Ninguém viu (miniconto)



por Rafael Belo

Ninguém caminhava pelas ruas àquela hora da manhã. Talvez pela quantidade de carros, talvez pelo clima deserto, provavelmente por ambos. Por isso, quando aquele casal surgiu anonimamente no próprio estilo de escuridão, poucos motoristas prestaram atenção. Todos temos nossas limitações, nossas escuridões, nossas deficiências, mas quem imagina eliminar quem possui deficiências na sociedade atual? Afinal, não somos tribos... Falando deste jeito... Preciso discordar de mim mesmo. Somos tribos e cada vez mais de uma pessoa só.

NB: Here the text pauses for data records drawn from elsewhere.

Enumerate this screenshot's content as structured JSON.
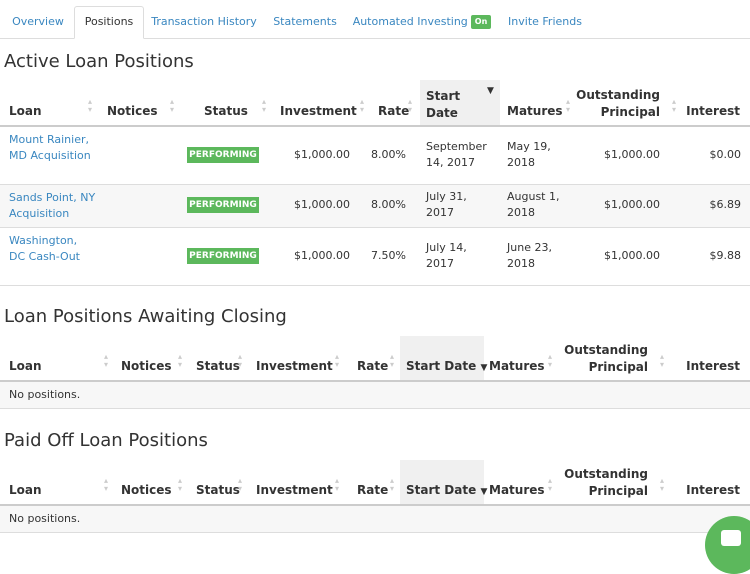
{
  "tabs": [
    "Overview",
    "Positions",
    "Transaction History",
    "Statements",
    "Automated Investing",
    "Invite Friends"
  ],
  "tab_badge": "On",
  "active_tab": "Positions",
  "active": {
    "title": "Active Loan Positions",
    "headers": {
      "loan": "Loan",
      "notices": "Notices",
      "status": "Status",
      "investment": "Investment",
      "rate": "Rate",
      "start_date_1": "Start",
      "start_date_2": "Date",
      "matures": "Matures",
      "outstanding_1": "Outstanding",
      "outstanding_2": "Principal",
      "interest": "Interest"
    },
    "rows": [
      {
        "loan_1": "Mount Rainier,",
        "loan_2": "MD Acquisition",
        "status": "PERFORMING",
        "investment": "$1,000.00",
        "rate": "8.00%",
        "start_1": "September",
        "start_2": "14, 2017",
        "matures_1": "May 19,",
        "matures_2": "2018",
        "principal": "$1,000.00",
        "interest": "$0.00"
      },
      {
        "loan_1": "Sands Point, NY",
        "loan_2": "Acquisition",
        "status": "PERFORMING",
        "investment": "$1,000.00",
        "rate": "8.00%",
        "start_1": "July 31,",
        "start_2": "2017",
        "matures_1": "August 1,",
        "matures_2": "2018",
        "principal": "$1,000.00",
        "interest": "$6.89"
      },
      {
        "loan_1": "Washington,",
        "loan_2": "DC Cash-Out",
        "status": "PERFORMING",
        "investment": "$1,000.00",
        "rate": "7.50%",
        "start_1": "July 14,",
        "start_2": "2017",
        "matures_1": "June 23,",
        "matures_2": "2018",
        "principal": "$1,000.00",
        "interest": "$9.88"
      }
    ]
  },
  "awaiting": {
    "title": "Loan Positions Awaiting Closing",
    "headers": {
      "loan": "Loan",
      "notices": "Notices",
      "status": "Status",
      "investment": "Investment",
      "rate": "Rate",
      "start_date": "Start Date",
      "matures": "Matures",
      "outstanding_1": "Outstanding",
      "outstanding_2": "Principal",
      "interest": "Interest"
    },
    "empty": "No positions."
  },
  "paid_off": {
    "title": "Paid Off Loan Positions",
    "headers": {
      "loan": "Loan",
      "notices": "Notices",
      "status": "Status",
      "investment": "Investment",
      "rate": "Rate",
      "start_date": "Start Date",
      "matures": "Matures",
      "outstanding_1": "Outstanding",
      "outstanding_2": "Principal",
      "interest": "Interest"
    },
    "empty": "No positions."
  },
  "colors": {
    "link": "#3a87c0",
    "performing": "#5cb85c",
    "border": "#dddddd"
  },
  "icons": {
    "sort": "sort-icon",
    "sort_active": "sort-desc-icon",
    "chat": "chat-icon"
  }
}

Algumas pessoas se rendem a escuridão em si e se satisfazem apagando as luzes do mundo. Àquele casal era cego... Andava perigosamente na rua ignorando a cegueira de quem enxerga. Mas, os dois pressentiam uma mudança brusca na já adaptável vida deles. Há quem acredite em intuição e há quem a tenha. Os sentidos de quem é privado de um são altamente apurados para compensar e o ser humano pode ser incrível e terrível. Naquela manhã, ambas as faces da humanidade se chocaram.

Foi um choque capaz de tremer por dentro quem estava próximo. Mas, na pressa poucos prestaram atenção realmente. A reação era robótica, totalmente mecânica e distante: mais um acidente? Espero que ninguém tenha se ferido. Segue em frente... Mas, sim. Houve feridos. Havia uma detestável pessoa responsável pela morte de tantas pessoas com alguma deficiência física. Elas eram consideradas desaparecidas porque esta escuridão ambulante “dava um jeito” nos corpos. Quando ela viu o casal no meio fio, por falta de calçada, andando confiante e tão amoroso com as bengalas – apesar de todos os pesares – ele simplesmente acelerou e viu a imagem dos dois aumentar, aumentar, aumentando, então, o impacto e o vazio.

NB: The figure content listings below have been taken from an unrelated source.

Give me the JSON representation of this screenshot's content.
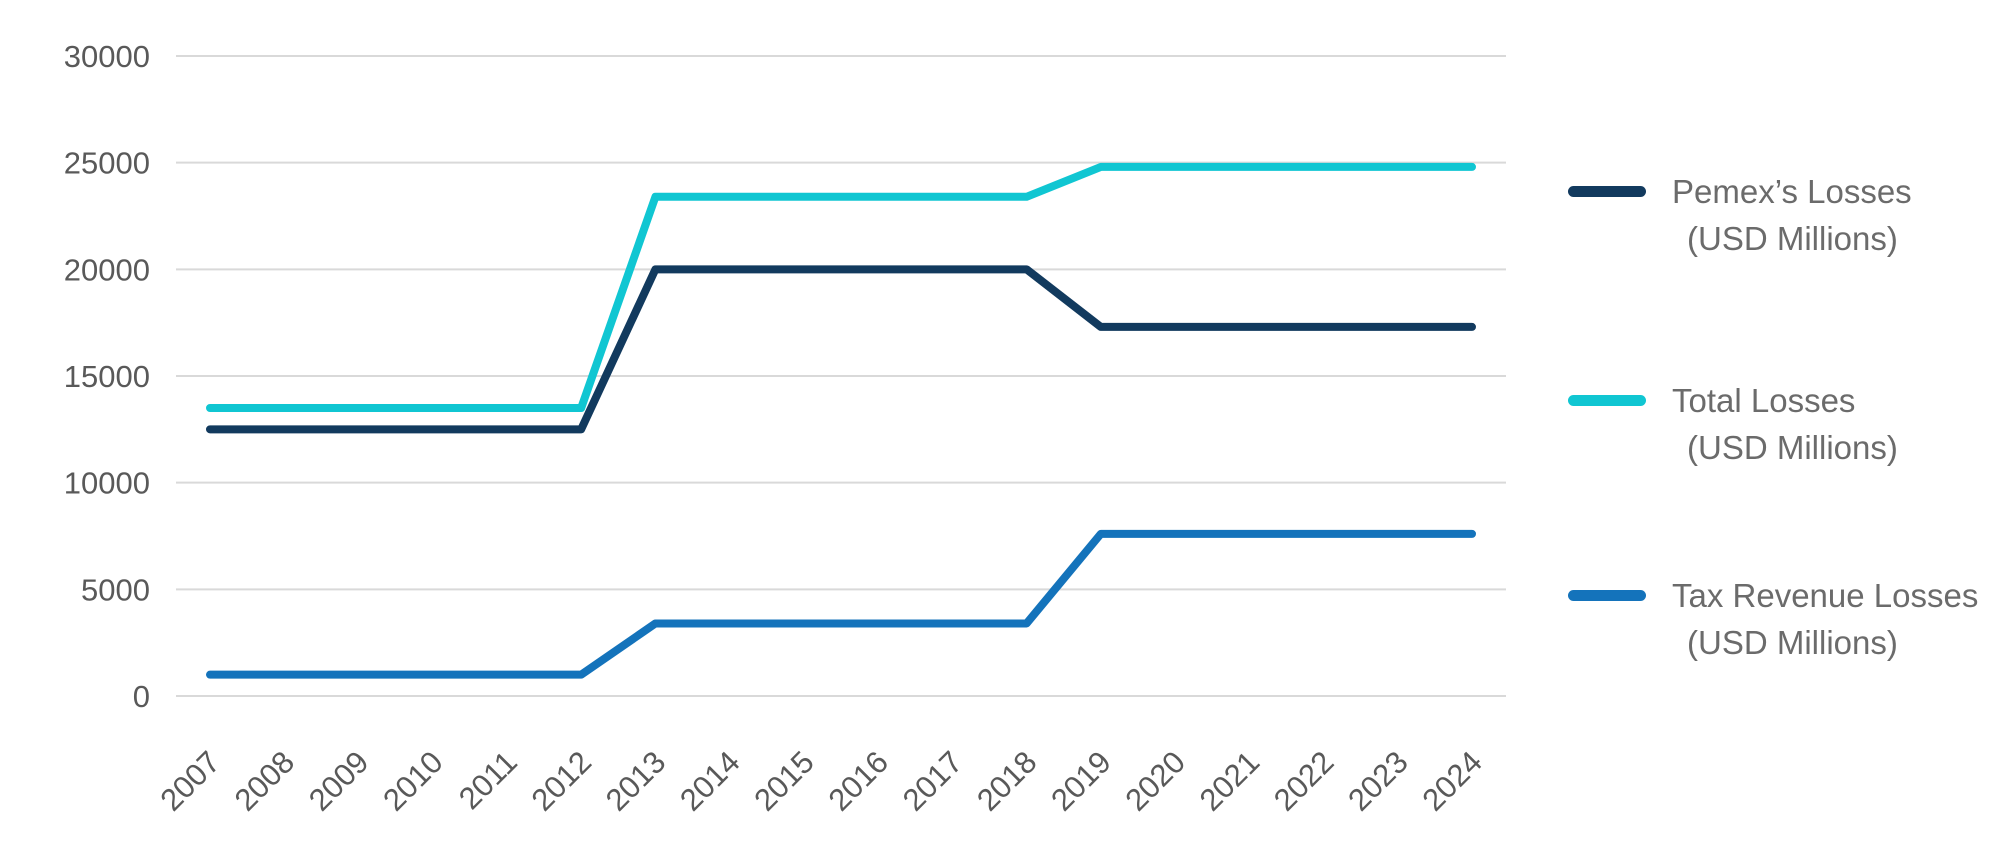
{
  "chart_data": {
    "type": "line",
    "title": "",
    "xlabel": "",
    "ylabel": "",
    "x": [
      "2007",
      "2008",
      "2009",
      "2010",
      "2011",
      "2012",
      "2013",
      "2014",
      "2015",
      "2016",
      "2017",
      "2018",
      "2019",
      "2020",
      "2021",
      "2022",
      "2023",
      "2024"
    ],
    "ylim": [
      0,
      30000
    ],
    "yticks": [
      0,
      5000,
      10000,
      15000,
      20000,
      25000,
      30000
    ],
    "ytick_labels": [
      "0",
      "5000",
      "10000",
      "15000",
      "20000",
      "25000",
      "30000"
    ],
    "grid": true,
    "legend_position": "right",
    "x_tick_labels_rotated_degrees": 45,
    "series": [
      {
        "name": "Pemex’s Losses (USD Millions)",
        "legend_lines": [
          "Pemex’s Losses",
          "(USD Millions)"
        ],
        "color": "#123a5e",
        "values": [
          12500,
          12500,
          12500,
          12500,
          12500,
          12500,
          20000,
          20000,
          20000,
          20000,
          20000,
          20000,
          17300,
          17300,
          17300,
          17300,
          17300,
          17300
        ]
      },
      {
        "name": "Total Losses (USD Millions)",
        "legend_lines": [
          "Total Losses",
          "(USD Millions)"
        ],
        "color": "#10c6d2",
        "values": [
          13500,
          13500,
          13500,
          13500,
          13500,
          13500,
          23400,
          23400,
          23400,
          23400,
          23400,
          23400,
          24800,
          24800,
          24800,
          24800,
          24800,
          24800
        ]
      },
      {
        "name": "Tax Revenue Losses (USD Millions)",
        "legend_lines": [
          "Tax Revenue Losses",
          "(USD Millions)"
        ],
        "color": "#1473bb",
        "values": [
          1000,
          1000,
          1000,
          1000,
          1000,
          1000,
          3400,
          3400,
          3400,
          3400,
          3400,
          3400,
          7600,
          7600,
          7600,
          7600,
          7600,
          7600
        ]
      }
    ]
  },
  "colors": {
    "background": "#ffffff",
    "gridline": "#d9d9d9",
    "axis_text": "#595959",
    "legend_text": "#6b6b6b"
  }
}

Não foi o casal com os sentidos apurados atropelado. Aliás, ninguém foi. A mente de uma escuridão ambulante só pode ser distorcida e delirante. Realmente, ela partiu para cima acelerando no maior estardalhaço, mas Ame percebeu antes e sem pensar muito jogo seu Jeep, alguns metros antes do casal, na lateral daquele Sport com o objetivo tão repugnante. A motorista Hate foi arremessada na parede da fábrica e já se misturava ao frio da lataria frágil antes de toda a fábrica desmoronar. Ninguém viu onde foi parar o casal.

terça-feira, dezembro 06, 2016

arrebentar




falta de verdade a insanidade de enfrentar o fluxo
ver o luxo no lusco fusco de estar com as mãos no chão
vestir a coragem feita uma capa de herói para ir na contramão

não esperar o sinal abrir amarelar fechar continuar sonhando
andando encarando o horizonte nos olhos trazendo o amanhã nas mãos
ser são subitamente ao abrir os braços preenchendo todos os espaços com a própria presença

circulados de ventos para soar tempestades de gentes
ranger os dentes em um sorriso permanente tão quente
transformando cada limitação nossa em uma visão de superação

abra bem os ouvidos use todos os sentidos há necessidade de se importar
tomar goles do puro ar da Liberdade e todas as correntes arrebentar.

(às 10h43, Rafael Belo, terça-feira, 06 de dezembro de 2016)

segunda-feira, dezembro 05, 2016

Falta de verdade



por Rafael Belo

Foi um flash. Mais carros indo a toda velocidade em plena manhã de sábado e um casal de meia idade - ela morena, ele não – caminhavam na rua. É na rua! Um apoiava no outro em um meio abraço protetor. Não entendi a dinâmica possível ali, mas era óbvio ser uma prática constante o resultado daquela sincronia incrível. Ambos eram deficientes visuais e portavam bengalas brancas flexíveis tocando para todo lado o chão irregular. Os olhos deles estavam naquele movimento plástico e constante. Infelizmente a sensação, ao mesmo tempo de triunfo pela independência, era de indignação e medo por eles.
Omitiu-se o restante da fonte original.